Google's Eric Schmidt on the Google Review
- 18 May 2011
- From the section Technology
And luckily, on the very day that the review recommending changes in the UK copyright regime was published, Eric Schmidt was around to be quizzed.
The man who's just moved out of the CEO's office to make way for Larry Page spent half an hour talking to journalists during a break at a Google event in a Hertfordshire hotel.
When I asked him whether Google's founders had - as David Cameron claimed - said they could never have started their business in the UK because of our copyright laws, he looked puzzled.
"I'm not aware of that quote," he said. But Mr Schmidt said he did believe that it was still easier to get a business like Google underway in the United States than in Europe.
"You need to be able to get enough steam behind you before you get injuncted out of existence," he explained.
He had only seen a one paragraph summary of the Hargreaves conclusions - which of course do not advocate bringing in the American fair use system - but he said Google was supportive of the report.
And when we went on to discuss the recent launch of the Google Music service there was a good example of how adjusting the copyright laws could help get innovative ventures off the ground.
The service, only available in the US, enables users to store their music on Google's servers in the "cloud", so that they can use it on any connected device.
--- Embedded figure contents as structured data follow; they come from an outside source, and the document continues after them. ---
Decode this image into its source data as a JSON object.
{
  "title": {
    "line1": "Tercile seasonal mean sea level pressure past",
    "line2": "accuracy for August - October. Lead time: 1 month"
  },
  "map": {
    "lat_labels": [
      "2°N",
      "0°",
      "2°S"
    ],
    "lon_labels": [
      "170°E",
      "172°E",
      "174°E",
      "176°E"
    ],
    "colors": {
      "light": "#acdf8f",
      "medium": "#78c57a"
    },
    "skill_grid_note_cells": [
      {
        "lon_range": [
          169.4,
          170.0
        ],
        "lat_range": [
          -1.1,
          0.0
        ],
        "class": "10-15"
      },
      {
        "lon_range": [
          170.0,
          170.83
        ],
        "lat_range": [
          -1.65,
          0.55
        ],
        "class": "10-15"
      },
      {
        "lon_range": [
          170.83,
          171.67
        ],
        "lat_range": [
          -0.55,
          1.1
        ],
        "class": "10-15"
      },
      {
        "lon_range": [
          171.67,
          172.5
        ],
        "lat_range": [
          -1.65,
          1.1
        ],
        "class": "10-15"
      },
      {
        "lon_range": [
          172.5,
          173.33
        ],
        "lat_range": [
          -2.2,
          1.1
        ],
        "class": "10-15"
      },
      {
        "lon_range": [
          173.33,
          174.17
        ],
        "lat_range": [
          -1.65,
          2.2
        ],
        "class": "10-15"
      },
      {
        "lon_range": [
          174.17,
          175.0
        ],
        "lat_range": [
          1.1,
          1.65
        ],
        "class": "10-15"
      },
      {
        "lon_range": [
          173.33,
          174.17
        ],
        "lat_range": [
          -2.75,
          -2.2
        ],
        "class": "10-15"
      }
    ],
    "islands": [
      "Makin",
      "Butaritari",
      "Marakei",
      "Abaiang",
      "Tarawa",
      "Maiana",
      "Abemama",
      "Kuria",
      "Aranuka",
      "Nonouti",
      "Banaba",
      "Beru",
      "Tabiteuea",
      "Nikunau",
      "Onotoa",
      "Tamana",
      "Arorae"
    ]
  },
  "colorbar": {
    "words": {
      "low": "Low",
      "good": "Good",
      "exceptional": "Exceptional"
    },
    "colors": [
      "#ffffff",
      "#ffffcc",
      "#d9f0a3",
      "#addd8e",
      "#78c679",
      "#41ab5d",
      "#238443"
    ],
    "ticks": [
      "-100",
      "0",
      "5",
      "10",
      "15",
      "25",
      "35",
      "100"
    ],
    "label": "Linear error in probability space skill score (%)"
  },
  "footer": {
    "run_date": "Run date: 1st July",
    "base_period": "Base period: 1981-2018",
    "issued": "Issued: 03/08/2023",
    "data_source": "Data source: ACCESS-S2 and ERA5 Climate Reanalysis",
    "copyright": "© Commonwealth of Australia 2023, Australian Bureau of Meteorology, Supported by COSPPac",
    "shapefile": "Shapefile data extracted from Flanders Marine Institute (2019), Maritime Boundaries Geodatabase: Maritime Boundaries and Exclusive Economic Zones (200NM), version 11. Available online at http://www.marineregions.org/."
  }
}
But it was launched without an agreement with the music industry after very lengthy negotiations, which, according to Eric Schmidt, did not fail for lack of effort on Google's part.
"It is completely legal under American law," he told us," because it's a personal back-up copy, not a shared copy." But would it be legal under UK law?
"That's a very good question," he replied, going on to say the company had made a decision not to launch outside the US because of legal concerns.
But one of the measures proposed by Hargreaves - permitting so-called "format shifting" where users copy music for personal use, could change the outlook for this kind of service.
Mind you, a music industry executive told me last week that he and his colleagues would not be at all enthusiastic about a UK version of the service from the company they regard as one of the prime facilitators of piracy.
On another hot issue, the incident last week which saw Facebook revealed as having tried to plant negative stories about Google, Mr Schmidt refused to be drawn.
"Ask Facebook about Facebook, ask Google about Google," was all he'd say. Luckily, his amiable European director of communications DJ Collins intervened: "If I suggested we did something like that, I'd be fired," he said. Phew, thought the assembled hacks, we've got our quote. Thanks, DJ.